Enterprise AI buyers evaluating platform stability need to understand that the compute infrastructure underpinning the AI services they rely on is in active transition. Ownership of data center capacity is concentrating. The implications for pricing, availability, and access terms over a multi-year horizon aren’t knowable today, but the direction of travel is visible.
AI infrastructure investors have a new comps dataset, if the deals confirm. Two reported transactions above $30 billion in a single day establish a pricing floor for institutional interest in AI infrastructure assets. Asset managers evaluating infrastructure holdings now have clearer evidence of what the largest pools of capital are willing to pay.

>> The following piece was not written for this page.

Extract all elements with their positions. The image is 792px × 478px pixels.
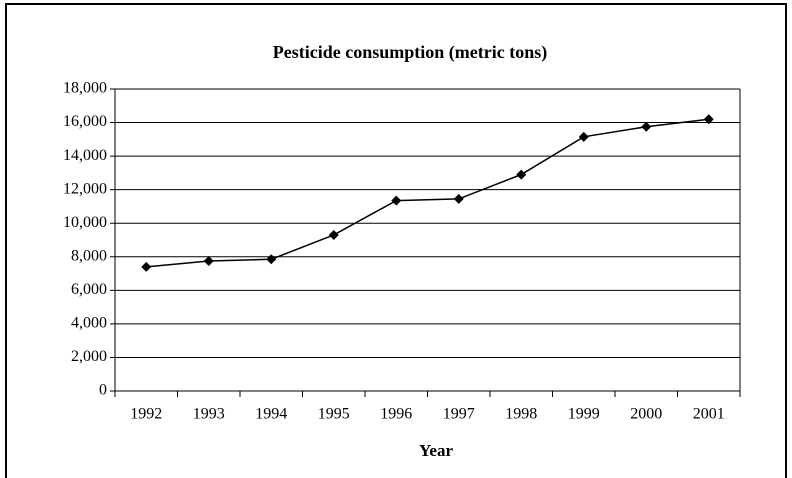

Policy and regulatory observers should note that these transactions, if confirmed, would represent a meaningful increase in concentration of AI infrastructure ownership. A small number of institutional investors and technology companies owning both the compute layer and the energy layer of AI infrastructure creates systemic dependency questions that regulators in multiple jurisdictions are likely to examine, regardless of whether the current regulatory frameworks are designed to address them.
What to watch
The H1 2026 target close for Aligned Data Centers and the late 2026 / early 2027 target for AES Corp are the first tracking milestones. Confirmation from T1/T2 financial sources will be the immediate priority for this coverage. Beyond that: watch for any regulatory review filings in jurisdictions where data center or utility acquisitions trigger antitrust scrutiny, and watch for any disclosed information about how capacity will be allocated post-close. The thesis is clear. The execution details will determine how it plays out.